We’ll Sell Them To You Later. Airlines don’t offer anything free anymore. No free bag checking, no free not-very comfy blankets, no free food, no free booze. However they take cash and credit for all those things. They even sell extra leg room and the “privilege” of boarding three minutes before everyone else. Maybe they’ll start selling horse armor next. There is still one free drink; sometimes maybe two. I actually quite like this for short flights because I’d rather stuff myself with cheap breakfast or decent food from the terminal food court before and between flights. The airlines think the exact same thing as well because they pack only about one meal per twenty people.

Worse Than North Dakota. The hotel I stayed at in Vancouver (downtown Howard Johnson) was possibly the worst hotel I’ve even been in. This includes all the sleazy motels visited when visiting long distance girlfriends while I was a poor undergrad and all the random cheap motels I’ve been to last year while driving across the country. Not only were residues of previous guests on the pillows, I was able to hear the music from the nightclub attached to the first floor lobby until 1AM—4AM according to my body. Keep in mind that I have hearing problems and the room was on the sixth floor. Somehow the Dakota hotel with the only casino and bar in the county (and the damn thing was open until 3AM) less than 50 meters from my room was quieter.

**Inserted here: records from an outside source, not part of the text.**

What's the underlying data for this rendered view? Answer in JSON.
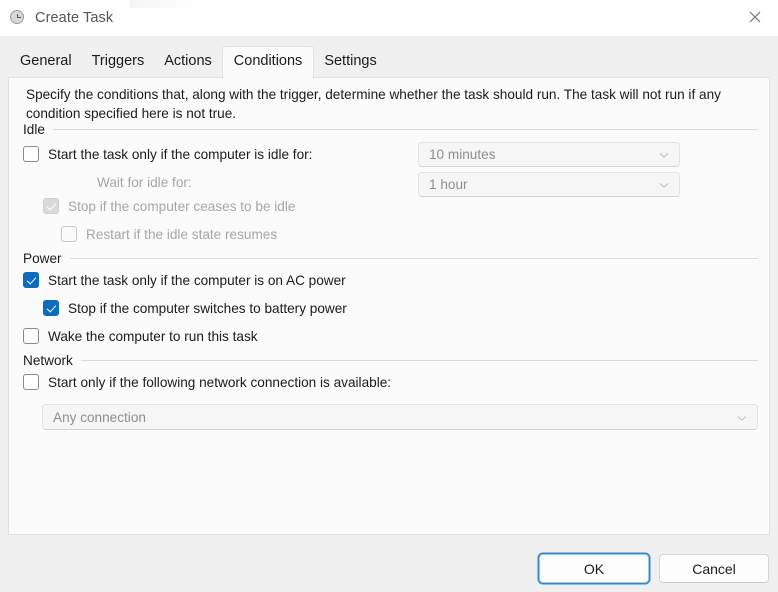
{
  "window": {
    "title": "Create Task",
    "icon": "clock-icon",
    "close_icon": "close-icon"
  },
  "tabs": [
    {
      "label": "General",
      "selected": false
    },
    {
      "label": "Triggers",
      "selected": false
    },
    {
      "label": "Actions",
      "selected": false
    },
    {
      "label": "Conditions",
      "selected": true
    },
    {
      "label": "Settings",
      "selected": false
    }
  ],
  "description": "Specify the conditions that, along with the trigger, determine whether the task should run.  The task will not run  if any condition specified here is not true.",
  "groups": {
    "idle": {
      "title": "Idle",
      "start_if_idle": {
        "label": "Start the task only if the computer is idle for:",
        "checked": false,
        "disabled": false
      },
      "idle_duration": {
        "value": "10 minutes",
        "disabled": true
      },
      "wait_for_idle_label": "Wait for idle for:",
      "wait_duration": {
        "value": "1 hour",
        "disabled": true
      },
      "stop_if_ceases": {
        "label": "Stop if the computer ceases to be idle",
        "checked": true,
        "disabled": true
      },
      "restart_if_resumes": {
        "label": "Restart if the idle state resumes",
        "checked": false,
        "disabled": true
      }
    },
    "power": {
      "title": "Power",
      "ac_power": {
        "label": "Start the task only if the computer is on AC power",
        "checked": true,
        "disabled": false
      },
      "stop_on_battery": {
        "label": "Stop if the computer switches to battery power",
        "checked": true,
        "disabled": false
      },
      "wake_computer": {
        "label": "Wake the computer to run this task",
        "checked": false,
        "disabled": false
      }
    },
    "network": {
      "title": "Network",
      "start_if_network": {
        "label": "Start only if the following network connection is available:",
        "checked": false,
        "disabled": false
      },
      "connection": {
        "value": "Any connection",
        "disabled": true
      }
    }
  },
  "footer": {
    "ok_label": "OK",
    "cancel_label": "Cancel"
  },
  "colors": {
    "accent": "#0f6cbd",
    "focus_ring": "#2f86d6",
    "panel_bg": "#fbfbfb",
    "window_bg": "#f0f0f0",
    "disabled_text": "#a6a6a6"
  }
}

Cellos Are TSA Regulated. I got two seats to myself on a flight because—according to her traveling companions seated behind me she is stuck in Albany with two cellos. Details were scarce, but I will now think twice before traveling with two cellos.

Classism is Well and Alive. I have just been upgraded to Economy Plus class because the flight is full. Back in the early 2000s there were first, business and economy classes. Now there seems to be first class, business class, business preferred class, premier class, envoy class, economy class, economy plus class, economy with extra legroom class, and whatever else airlines have thought of. I propose that we instate some “classic” classes like honors class (the quiet, well-behaved folks who get to be in the middle of the plane), the working class (free fare for riding in the last row and fetching people soda), the middle class (2.2 children fly for free!), the featherweight class (food is not even mentioned and extra carry-ons allowed), the noble class (if the plane gets too heavy the others can vote to have their heads cut off) and the have-nots (no entertainment, no blackberries, no cell phones, nothing except the SkyMall catalogue, and they can’t buy anything from it, not that anyone with a sensible economic sense would).

Not That Northwest Passage. Though I was going Northwest my iPod refused to play Northwest Passage for me because I was going to the American Northwest and not the Canadian/Metaphorical Northwest that Stan Rogers imagined.